Research
November 14, 2017 By Kylie Smith
Insulin: Dr. Banting’s Legacy

Dr. Frederick Banting discovered insulin 96 years ago and today, it is still the best treatment available for diabetes. In 1923, he and Prof. J. J. R. Macleod were awarded the Nobel Prize.

When Dr. Banting and his team began distributing insulin in the early 1920s, it was not a perfect solution for diabetes. The first insulin Dr. Banting gave to his patients was short-acting, impure and had to be injected with syringes twice daily. While it saved their lives, patients also had to deal with pain and abscesses.

Since then, many doctors and researchers have worked tirelessly to innovate and improve upon insulin treatment. In 1936, Hans Christian Hagedorn, a Danish doctor, discovered a way to make longer-lasting insulin. Midway through the century Frederick Sanger, a researcher at the University of Cambridge, identified the structure of proteins, including insulin in order to better understand the insulin molecule. For this work, he was given the Nobel Prize in 1958.

in 1963, Insulin became the first human protein to be fully synthesized. The same year, distribution became much easier with the invention of the insulin pump by Dr. Arnold Kadish. The first insulin pump was large, and was designed to be worn as a backpack (see the photo above featuring Dr. Kadish). Today, for many people with diabetes, the modern insulin pump is a much better way of delivering insulin – the amount you take is measured for your lifestyle.

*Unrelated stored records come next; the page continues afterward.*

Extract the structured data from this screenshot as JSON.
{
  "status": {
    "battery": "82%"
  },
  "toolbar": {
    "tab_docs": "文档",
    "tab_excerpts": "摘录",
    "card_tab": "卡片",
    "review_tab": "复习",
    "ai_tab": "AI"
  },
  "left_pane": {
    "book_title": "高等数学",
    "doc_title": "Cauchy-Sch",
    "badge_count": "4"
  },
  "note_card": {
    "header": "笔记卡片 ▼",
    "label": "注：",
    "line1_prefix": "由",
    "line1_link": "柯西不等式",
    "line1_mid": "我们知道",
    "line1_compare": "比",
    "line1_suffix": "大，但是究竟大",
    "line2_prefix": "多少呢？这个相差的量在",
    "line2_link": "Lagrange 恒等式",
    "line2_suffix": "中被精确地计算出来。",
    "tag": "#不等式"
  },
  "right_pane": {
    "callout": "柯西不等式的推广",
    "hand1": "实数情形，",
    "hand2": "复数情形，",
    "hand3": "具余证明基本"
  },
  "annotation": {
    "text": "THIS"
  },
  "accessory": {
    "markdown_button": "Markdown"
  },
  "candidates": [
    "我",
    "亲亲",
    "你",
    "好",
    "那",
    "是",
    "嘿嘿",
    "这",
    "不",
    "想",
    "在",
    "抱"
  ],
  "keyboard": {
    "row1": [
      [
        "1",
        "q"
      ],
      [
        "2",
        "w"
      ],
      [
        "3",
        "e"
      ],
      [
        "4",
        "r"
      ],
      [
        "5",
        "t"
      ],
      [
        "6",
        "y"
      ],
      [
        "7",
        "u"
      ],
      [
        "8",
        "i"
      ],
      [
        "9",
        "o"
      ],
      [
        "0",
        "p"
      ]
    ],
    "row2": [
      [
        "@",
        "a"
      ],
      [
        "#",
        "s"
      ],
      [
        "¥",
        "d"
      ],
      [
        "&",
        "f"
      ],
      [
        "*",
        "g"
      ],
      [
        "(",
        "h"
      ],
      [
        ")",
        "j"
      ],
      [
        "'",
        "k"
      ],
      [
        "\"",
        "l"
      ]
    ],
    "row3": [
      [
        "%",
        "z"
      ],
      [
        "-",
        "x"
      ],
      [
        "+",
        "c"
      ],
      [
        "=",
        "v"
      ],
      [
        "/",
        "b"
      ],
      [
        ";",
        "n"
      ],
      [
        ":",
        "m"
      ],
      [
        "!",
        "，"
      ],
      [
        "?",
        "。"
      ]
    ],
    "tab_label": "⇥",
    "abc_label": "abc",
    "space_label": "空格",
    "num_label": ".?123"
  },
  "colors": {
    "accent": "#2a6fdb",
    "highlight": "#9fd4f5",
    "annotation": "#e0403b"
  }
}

Insulin made history once again as it became the first human protein to be manufactured biosynthetically (through a living organism) in 1978, This meant that insulin was more reliable when it was injected into the human body, unlike previous batches that had come from pig and cow pancreases.

Hopefully one day we will find a cure for diabetes, and the Flame of Hope outside Banting House National Historic Site of Canada (the birthplace of insulin) will be extinguished. But until then, researchers will keep innovating and improving upon Dr. Banting’s idea that changed the world.

A former intern at Banting House National Historic Site of Canada, Kylie Smith graduated with a B.A. in history and anthropology and B.Ed from The University of Western Ontario.